Jones v. Boring -- Pa. Superior Court - September 30, 2005
Primary custody of twins awarded to non-biological parent of a separated lesbian couple, based on "clear and convincing evidence" that the children were better off with her.
The couple had a relationship starting in 1988. Boring was impregnated by anonymous sperm donor and had twin boys in 1996. The couple lived together as a family unit until January 2001, when Boring left Jones' residence, where they had all lived, taking the children with her.
Initially the court ordered joint legal custody. Boring was awarded primary custody and Jones -- whose right to in loco parentis status was clear -- had "relatively typical partial custody....rights." As time passed however, the court concluded the Jones had shown by clear and convincing evidence that it was in the children's best interest that she have primary custody.

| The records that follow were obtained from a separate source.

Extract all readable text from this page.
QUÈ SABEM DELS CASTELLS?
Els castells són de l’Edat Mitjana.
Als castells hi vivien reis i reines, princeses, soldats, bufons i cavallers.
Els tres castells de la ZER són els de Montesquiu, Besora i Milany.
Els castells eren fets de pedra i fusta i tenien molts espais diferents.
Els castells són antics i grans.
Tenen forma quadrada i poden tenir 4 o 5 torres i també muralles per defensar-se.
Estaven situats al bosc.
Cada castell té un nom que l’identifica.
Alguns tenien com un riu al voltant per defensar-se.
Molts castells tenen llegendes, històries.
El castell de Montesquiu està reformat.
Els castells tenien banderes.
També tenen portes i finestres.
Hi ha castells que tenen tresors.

The court rejected Boring's argument that Jones had to prove that she, Boring, was "unfit." The court said that a person who is not a biological parent but stands in loco parentis "does not need to establish that the biological parent is unfit, but instead must establish by clear and convincing evidence that it is in the best interest of the children to maintain that relationship or be with that person." (emphasis in original).
Most telling was Boring's "multi-year effort to exclude Jones from the children's life [sic]....[T]he record is replete with evidence that Boring tried in every way possible to sabotage Jones' relationship with the children."